Awesome
cron
Cron V3 has been released!
To download the specific tagged release, run:
go get github.com/robfig/cron/v3@v3.0.0
Import it in your program as:
import "github.com/robfig/cron/v3"
It requires Go 1.11 or later due to usage of Go Modules.
Refer to the documentation here: http://godoc.org/github.com/robfig/cron
The rest of this document describes the the advances in v3 and a list of breaking changes for users that wish to upgrade from an earlier version.
Upgrading to v3 (June 2019)
cron v3 is a major upgrade to the library that addresses all outstanding bugs, feature requests, and rough edges. It is based on a merge of master which contains various fixes to issues found over the years and the v2 branch which contains some backwards-incompatible features like the ability to remove cron jobs. In addition, v3 adds support for Go Modules, cleans up rough edges like the timezone support, and fixes a number of bugs.
New features:
-
Support for Go modules. Callers must now import this library as
github.com/robfig/cron/v3
, instead ofgopkg.in/...
-
Fixed bugs:
- 0f01e6b parser: fix combining of Dow and Dom (#70)
- dbf3220 adjust times when rolling the clock forward to handle non-existent midnight (#157)
- eeecf15 spec_test.go: ensure an error is returned on 0 increment (#144)
- 70971dc cron.Entries(): update request for snapshot to include a reply channel (#97)
- 1cba5e6 cron: fix: removing a job causes the next scheduled job to run too late (#206)
-
Standard cron spec parsing by default (first field is "minute"), with an easy way to opt into the seconds field (quartz-compatible). Although, note that the year field (optional in Quartz) is not supported.
-
Extensible, key/value logging via an interface that complies with the https://github.com/go-logr/logr project.
-
The new Chain & JobWrapper types allow you to install "interceptors" to add cross-cutting behavior like the following:
- Recover any panics from jobs
- Delay a job's execution if the previous run hasn't completed yet
- Skip a job's execution if the previous run hasn't completed yet
- Log each job's invocations
- Notification when jobs are completed
It is backwards incompatible with both v1 and v2. These updates are required:
-
The v1 branch accepted an optional seconds field at the beginning of the cron spec. This is non-standard and has led to a lot of confusion. The new default parser conforms to the standard as described by the Cron wikipedia page.
UPDATING: To retain the old behavior, construct your Cron with a custom parser:
// Seconds field, required
cron.New(cron.WithSeconds())
// Seconds field, optional
cron.New(cron.WithParser(cron.NewParser(
cron.SecondOptional | cron.Minute | cron.Hour | cron.Dom | cron.Month | cron.Dow | cron.Descriptor,
)))
-
The Cron type now accepts functional options on construction rather than the previous ad-hoc behavior modification mechanisms (setting a field, calling a setter).

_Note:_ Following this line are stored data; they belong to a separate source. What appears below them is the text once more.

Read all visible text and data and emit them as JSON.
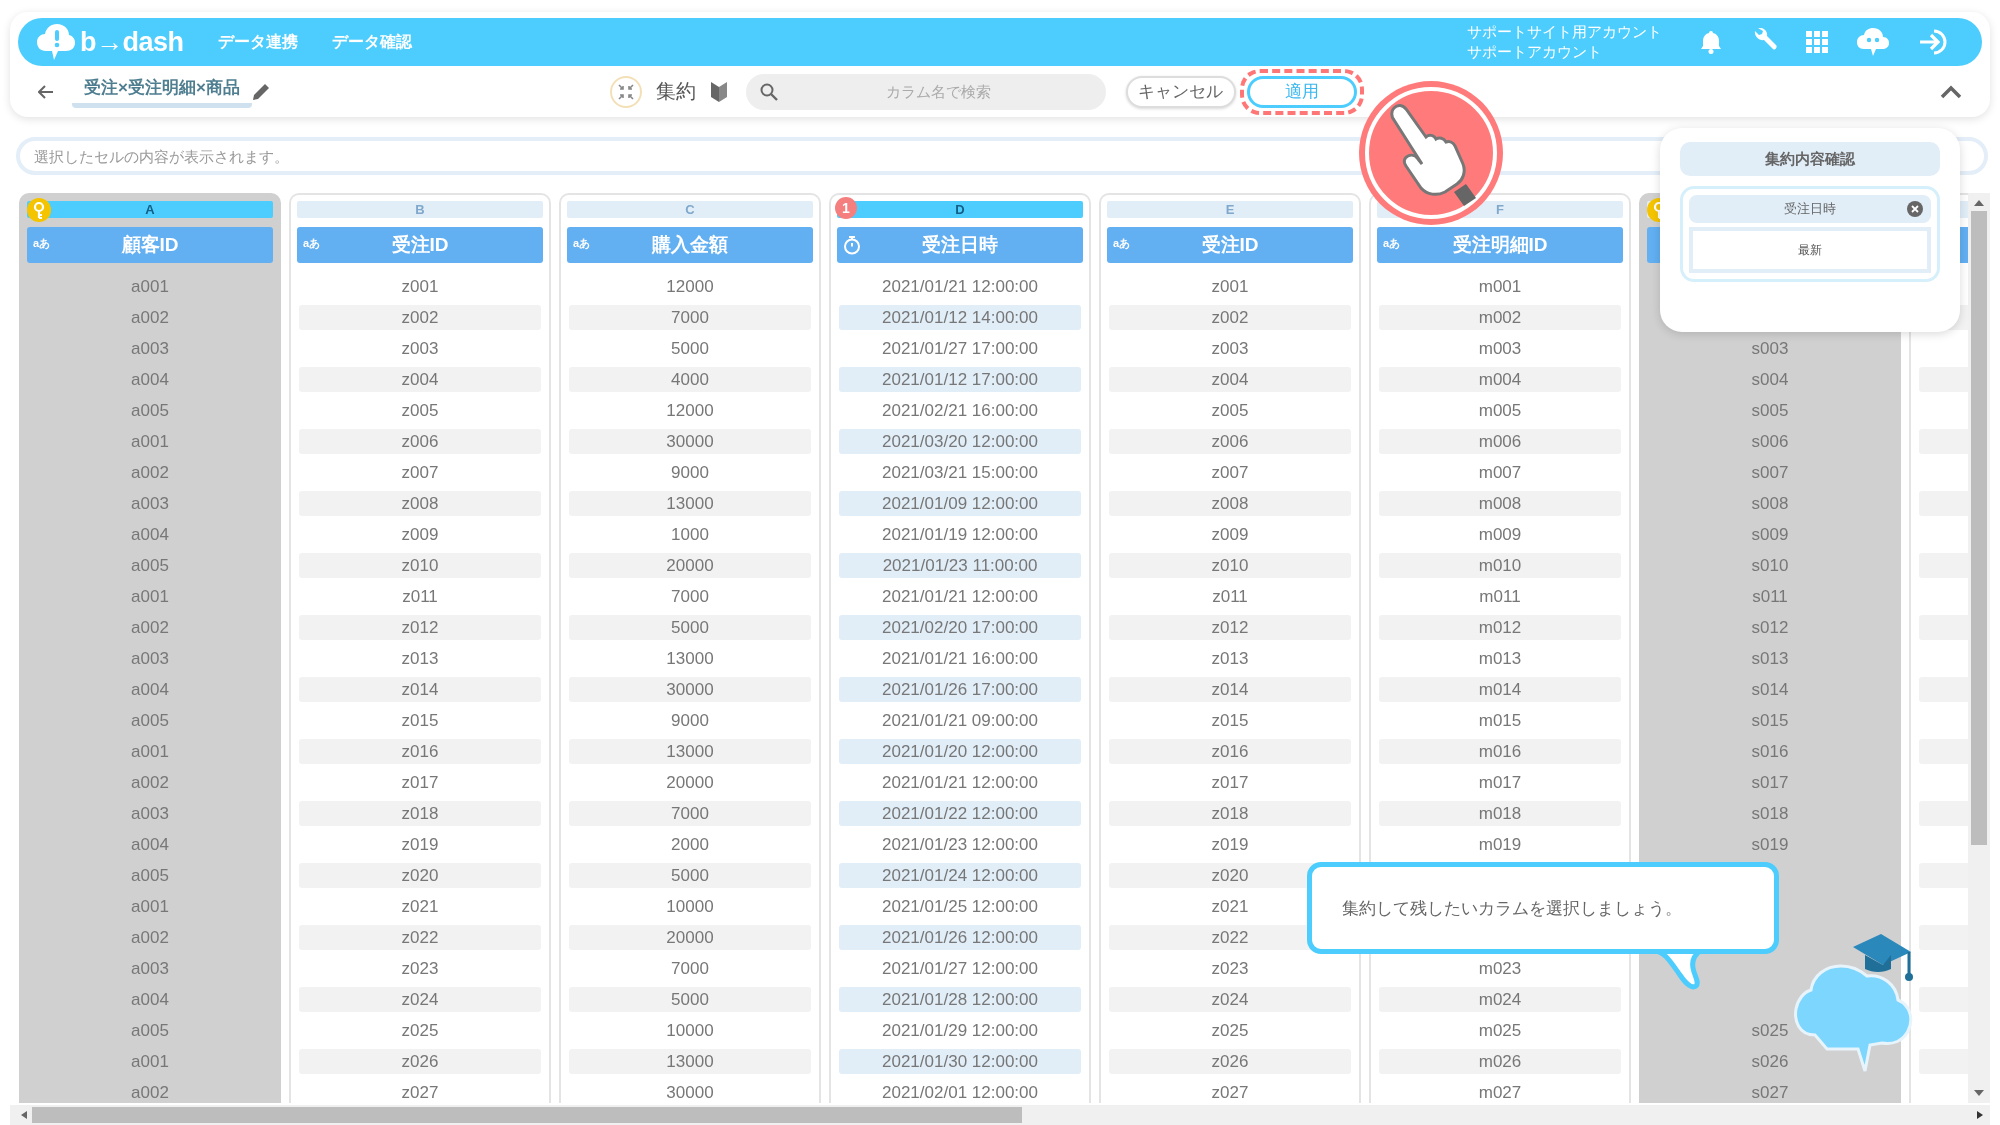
{
  "header": {
    "logo_text": "b→dash",
    "nav": [
      {
        "label": "データ連携"
      },
      {
        "label": "データ確認"
      }
    ],
    "account": [
      "サポートサイト用アカウント",
      "サポートアカウント"
    ]
  },
  "toolbar": {
    "title": "受注×受注明細×商品",
    "mode_label": "集約",
    "search": {
      "placeholder": "カラム名で検索"
    },
    "buttons": [
      {
        "label": "キャンセル",
        "kind": "secondary",
        "highlighted": false
      },
      {
        "label": "適用",
        "kind": "primary",
        "highlighted": true
      }
    ]
  },
  "cell_viewer": {
    "placeholder": "選択したセルの内容が表示されます。"
  },
  "columns": [
    {
      "letter": "A",
      "name": "顧客ID",
      "kind": "text",
      "type_label": "aあ",
      "key": true,
      "selected": true,
      "rows": [
        "a001",
        "a002",
        "a003",
        "a004",
        "a005",
        "a001",
        "a002",
        "a003",
        "a004",
        "a005",
        "a001",
        "a002",
        "a003",
        "a004",
        "a005",
        "a001",
        "a002",
        "a003",
        "a004",
        "a005",
        "a001",
        "a002",
        "a003",
        "a004",
        "a005",
        "a001",
        "a002"
      ]
    },
    {
      "letter": "B",
      "name": "受注ID",
      "kind": "text",
      "type_label": "aあ",
      "key": false,
      "selected": false,
      "rows": [
        "z001",
        "z002",
        "z003",
        "z004",
        "z005",
        "z006",
        "z007",
        "z008",
        "z009",
        "z010",
        "z011",
        "z012",
        "z013",
        "z014",
        "z015",
        "z016",
        "z017",
        "z018",
        "z019",
        "z020",
        "z021",
        "z022",
        "z023",
        "z024",
        "z025",
        "z026",
        "z027"
      ]
    },
    {
      "letter": "C",
      "name": "購入金額",
      "kind": "text",
      "type_label": "aあ",
      "key": false,
      "selected": false,
      "rows": [
        "12000",
        "7000",
        "5000",
        "4000",
        "12000",
        "30000",
        "9000",
        "13000",
        "1000",
        "20000",
        "7000",
        "5000",
        "13000",
        "30000",
        "9000",
        "13000",
        "20000",
        "7000",
        "2000",
        "5000",
        "10000",
        "20000",
        "7000",
        "5000",
        "10000",
        "13000",
        "30000"
      ]
    },
    {
      "letter": "D",
      "name": "受注日時",
      "kind": "datetime",
      "key": false,
      "selected": true,
      "badge": "1",
      "rows": [
        "2021/01/21 12:00:00",
        "2021/01/12 14:00:00",
        "2021/01/27 17:00:00",
        "2021/01/12 17:00:00",
        "2021/02/21 16:00:00",
        "2021/03/20 12:00:00",
        "2021/03/21 15:00:00",
        "2021/01/09 12:00:00",
        "2021/01/19 12:00:00",
        "2021/01/23 11:00:00",
        "2021/01/21 12:00:00",
        "2021/02/20 17:00:00",
        "2021/01/21 16:00:00",
        "2021/01/26 17:00:00",
        "2021/01/21 09:00:00",
        "2021/01/20 12:00:00",
        "2021/01/21 12:00:00",
        "2021/01/22 12:00:00",
        "2021/01/23 12:00:00",
        "2021/01/24 12:00:00",
        "2021/01/25 12:00:00",
        "2021/01/26 12:00:00",
        "2021/01/27 12:00:00",
        "2021/01/28 12:00:00",
        "2021/01/29 12:00:00",
        "2021/01/30 12:00:00",
        "2021/02/01 12:00:00"
      ]
    },
    {
      "letter": "E",
      "name": "受注ID",
      "kind": "text",
      "type_label": "aあ",
      "key": false,
      "selected": false,
      "rows": [
        "z001",
        "z002",
        "z003",
        "z004",
        "z005",
        "z006",
        "z007",
        "z008",
        "z009",
        "z010",
        "z011",
        "z012",
        "z013",
        "z014",
        "z015",
        "z016",
        "z017",
        "z018",
        "z019",
        "z020",
        "z021",
        "z022",
        "z023",
        "z024",
        "z025",
        "z026",
        "z027"
      ]
    },
    {
      "letter": "F",
      "name": "受注明細ID",
      "kind": "text",
      "type_label": "aあ",
      "key": false,
      "selected": false,
      "rows": [
        "m001",
        "m002",
        "m003",
        "m004",
        "m005",
        "m006",
        "m007",
        "m008",
        "m009",
        "m010",
        "m011",
        "m012",
        "m013",
        "m014",
        "m015",
        "m016",
        "m017",
        "m018",
        "m019",
        null,
        null,
        null,
        "m023",
        "m024",
        "m025",
        "m026",
        "m027"
      ]
    },
    {
      "kind": "text",
      "key": true,
      "rows": [
        null,
        null,
        "s003",
        "s004",
        "s005",
        "s006",
        "s007",
        "s008",
        "s009",
        "s010",
        "s011",
        "s012",
        "s013",
        "s014",
        "s015",
        "s016",
        "s017",
        "s018",
        "s019",
        null,
        null,
        null,
        null,
        null,
        "s025",
        "s026",
        "s027"
      ]
    },
    {
      "kind": "text",
      "key": false,
      "rows": [
        null,
        null,
        null,
        null,
        null,
        null,
        null,
        null,
        null,
        null,
        null,
        null,
        null,
        null,
        null,
        null,
        null,
        null,
        null,
        null,
        null,
        null,
        null,
        null,
        null,
        null,
        null
      ]
    }
  ],
  "summary_popup": {
    "title": "集約内容確認",
    "items": [
      {
        "column": "受注日時",
        "method": "最新"
      }
    ]
  },
  "tooltip": {
    "text": "集約して残したいカラムを選択しましょう。"
  }
}
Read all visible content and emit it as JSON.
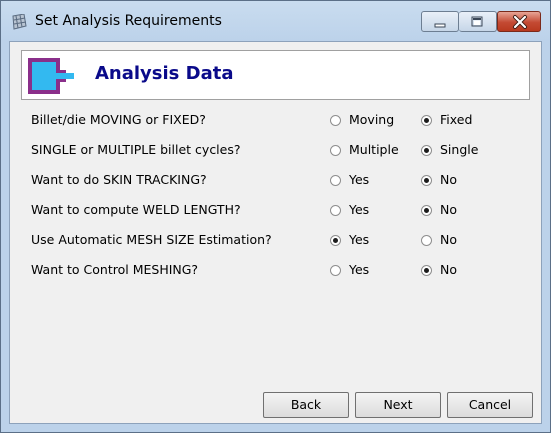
{
  "window": {
    "title": "Set Analysis Requirements",
    "icons": {
      "app": "grid-window-icon",
      "minimize": "minimize-icon",
      "maximize": "maximize-icon",
      "close": "close-icon"
    }
  },
  "header": {
    "title": "Analysis Data",
    "icon": "billet-die-icon"
  },
  "questions": [
    {
      "label": "Billet/die MOVING or FIXED?",
      "options": [
        {
          "label": "Moving",
          "selected": false
        },
        {
          "label": "Fixed",
          "selected": true
        }
      ]
    },
    {
      "label": "SINGLE or MULTIPLE billet cycles?",
      "options": [
        {
          "label": "Multiple",
          "selected": false
        },
        {
          "label": "Single",
          "selected": true
        }
      ]
    },
    {
      "label": "Want to do SKIN TRACKING?",
      "options": [
        {
          "label": "Yes",
          "selected": false
        },
        {
          "label": "No",
          "selected": true
        }
      ]
    },
    {
      "label": "Want to compute WELD LENGTH?",
      "options": [
        {
          "label": "Yes",
          "selected": false
        },
        {
          "label": "No",
          "selected": true
        }
      ]
    },
    {
      "label": "Use Automatic MESH SIZE Estimation?",
      "options": [
        {
          "label": "Yes",
          "selected": true
        },
        {
          "label": "No",
          "selected": false
        }
      ]
    },
    {
      "label": "Want to Control MESHING?",
      "options": [
        {
          "label": "Yes",
          "selected": false
        },
        {
          "label": "No",
          "selected": true
        }
      ]
    }
  ],
  "buttons": {
    "back": "Back",
    "next": "Next",
    "cancel": "Cancel"
  },
  "colors": {
    "header_title": "#0a0a8a",
    "close_button": "#c44a33",
    "icon_body": "#33b9f0",
    "icon_frame": "#8a2f8a"
  }
}
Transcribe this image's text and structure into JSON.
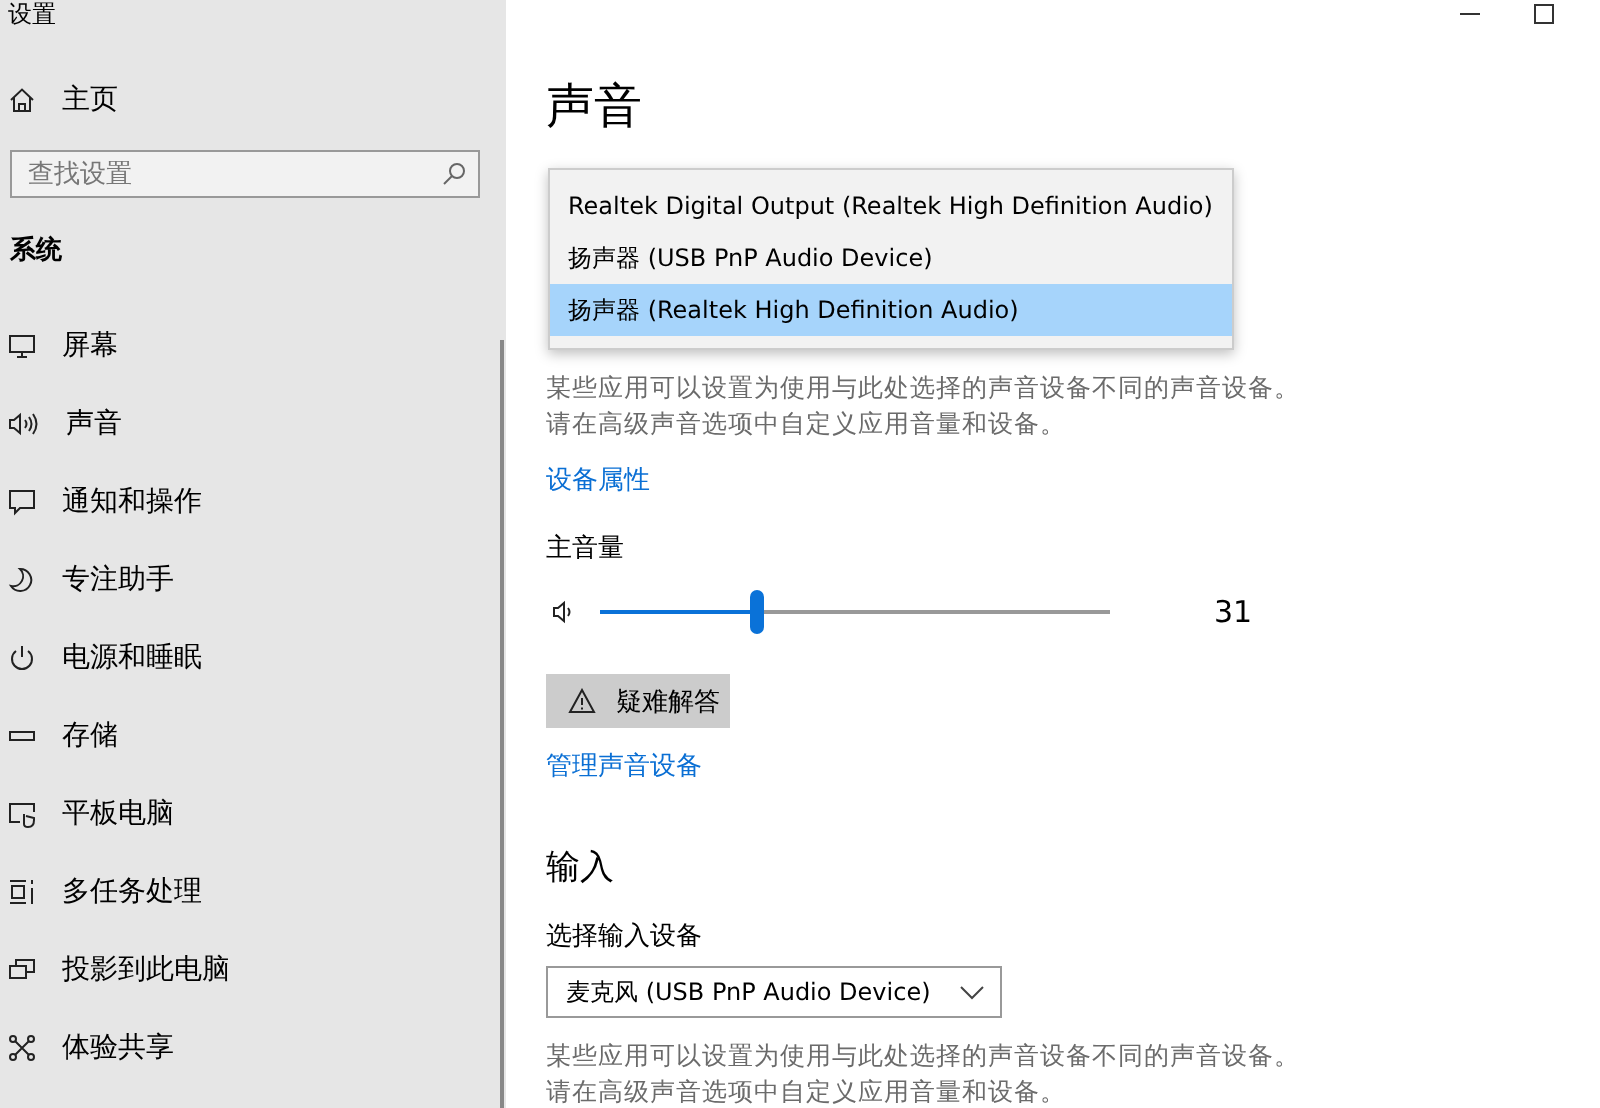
{
  "window": {
    "title": "设置"
  },
  "sidebar": {
    "home": "主页",
    "search": {
      "placeholder": "查找设置"
    },
    "section": "系统",
    "items": [
      {
        "label": "屏幕"
      },
      {
        "label": "声音"
      },
      {
        "label": "通知和操作"
      },
      {
        "label": "专注助手"
      },
      {
        "label": "电源和睡眠"
      },
      {
        "label": "存储"
      },
      {
        "label": "平板电脑"
      },
      {
        "label": "多任务处理"
      },
      {
        "label": "投影到此电脑"
      },
      {
        "label": "体验共享"
      }
    ]
  },
  "page": {
    "title": "声音",
    "output_dropdown": {
      "options": [
        {
          "label": "Realtek Digital Output (Realtek High Definition Audio)",
          "selected": false
        },
        {
          "label": "扬声器 (USB PnP Audio Device)",
          "selected": false
        },
        {
          "label": "扬声器 (Realtek High Definition Audio)",
          "selected": true
        }
      ]
    },
    "output_note": [
      "某些应用可以设置为使用与此处选择的声音设备不同的声音设备。",
      "请在高级声音选项中自定义应用音量和设备。"
    ],
    "device_properties_link": "设备属性",
    "volume": {
      "label": "主音量",
      "level": 0.31,
      "reading": "31"
    },
    "troubleshoot_button": "疑难解答",
    "manage_link": "管理声音设备",
    "input": {
      "heading": "输入",
      "label": "选择输入设备",
      "value": "麦克风 (USB PnP Audio Device)",
      "note": [
        "某些应用可以设置为使用与此处选择的声音设备不同的声音设备。",
        "请在高级声音选项中自定义应用音量和设备。"
      ]
    }
  }
}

UPDATING: Code that sets Cron.ErrorLogger or calls Cron.SetLocation must be updated to provide those values on construction.
-
CRON_TZ is now the recommended way to specify the timezone of a single schedule, which is sanctioned by the specification. The legacy "TZ=" prefix will continue to be supported since it is unambiguous and easy to do so.
UPDATING: No update is required.
-
By default, cron will no longer recover panics in jobs that it runs. Recovering can be surprising (see issue #192) and seems to be at odds with typical behavior of libraries. Relatedly, the
cron.WithPanicLogger
option has been removed to accommodate the more general JobWrapper type.UPDATING: To opt into panic recovery and configure the panic logger:
cron.New(cron.WithChain(
cron.Recover(logger), // or use cron.DefaultLogger
))
-
In adding support for https://github.com/go-logr/logr,
cron.WithVerboseLogger
was removed, since it is duplicative with the leveled logging.UPDATING: Callers should use
WithLogger
and specify a logger that does not discardInfo
logs. For convenience, one is provided that wraps*log.Logger
:
cron.New(
cron.WithLogger(cron.VerbosePrintfLogger(logger)))
Background - Cron spec format
There are two cron spec formats in common usage:
-
The "standard" cron format, described on the Cron wikipedia page and used by the cron Linux system utility.
-
The cron format used by the Quartz Scheduler, commonly used for scheduled jobs in Java software
The original version of this package included an optional "seconds" field, which made it incompatible with both of these formats. Now, the "standard" format is the default format accepted, and the Quartz format is opt-in.